Il 7 di luglio la Commissione V del Consiglio regionale della Liguria ha cominciato ad esaminare la proposta di legge n.128 (prima firmataria Roberta Gasco) per introdurre concretamente in Liguria i libri di testo elettronici.

La strada proposta è quella della istituzione, a carico della regione, di una piattaforma dove editori, istituzioni, professori, privati cittadini possono riversare materiale didattico, sia sotto copyright che con licenza Creative Commons ed anche in Pubblico dominio. Per il materiale sotto copyright è garantito ai detentori del diritto d’autore la remunerazione di quanto di spettanza. Saranno poi le singole scuole a decidere quali testi con copyright o Creative Commons adottare.

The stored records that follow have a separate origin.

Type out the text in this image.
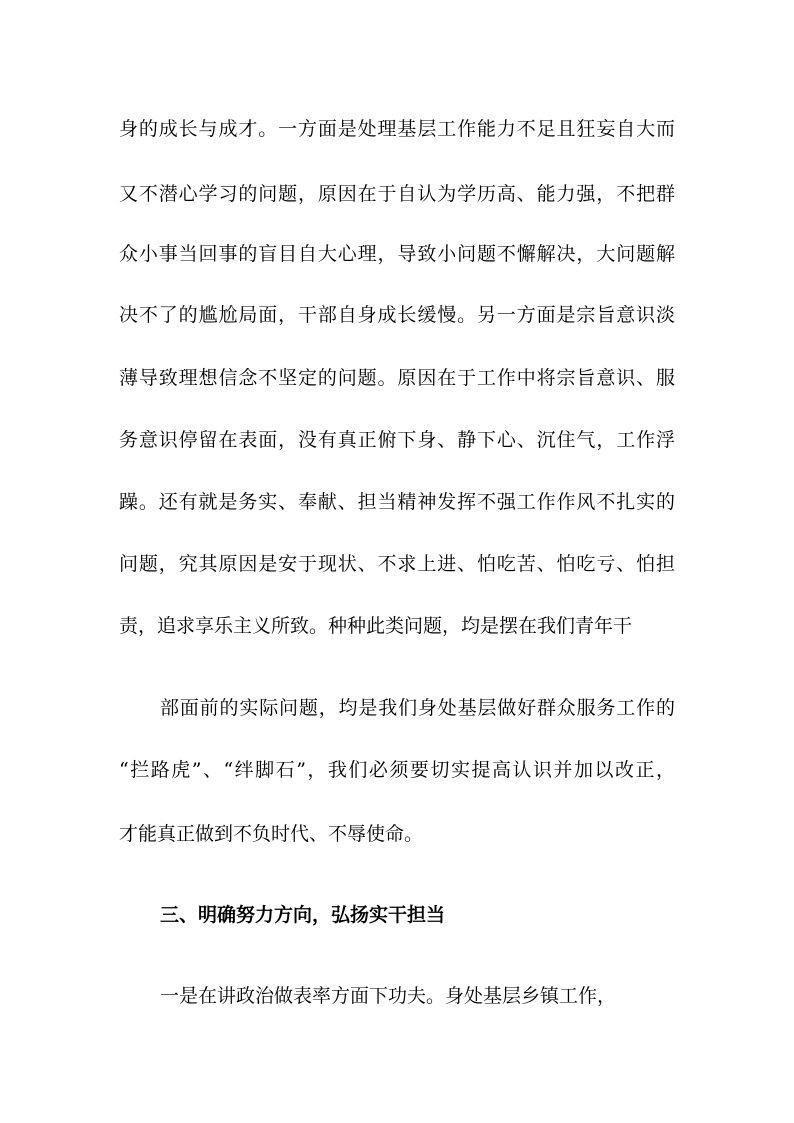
身的成长与成才。一方面是处理基层工作能力不足且狂妄自大而
又不潜心学习的问题，原因在于自认为学历高、能力强，不把群
众小事当回事的盲目自大心理，导致小问题不懈解决，大问题解
决不了的尴尬局面，干部自身成长缓慢。另一方面是宗旨意识淡
薄导致理想信念不坚定的问题。原因在于工作中将宗旨意识、服
务意识停留在表面，没有真正俯下身、静下心、沉住气，工作浮
躁。还有就是务实、奉献、担当精神发挥不强工作作风不扎实的
问题，究其原因是安于现状、不求上进、怕吃苦、怕吃亏、怕担
责，追求享乐主义所致。种种此类问题，均是摆在我们青年干
部面前的实际问题，均是我们身处基层做好群众服务工作的
“拦路虎”、“绊脚石”，我们必须要切实提高认识并加以改正，
才能真正做到不负时代、不辱使命。
三、明确努力方向，弘扬实干担当
一是在讲政治做表率方面下功夫。身处基层乡镇工作，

Il provvedimento ha trovato un appoggio esteso da un ampio arco di consiglieri sia di opposizione che di maggioranza. Se approvato definitivamente porrebbe la Liguria in posizione di avanguardia a livello nazionale.

Nella fase di studio della fattibilità del progetto nello scorso marzo la regione Liguria ha proceduto ad un confronto di idee che ha interessato un europarlamentare, un funzionario del Ministero della pubblica istruzione, esperti di didattica ed anche un collaboratore di Wikipedia, per l’apporto di contributi con licenza Creative Commons.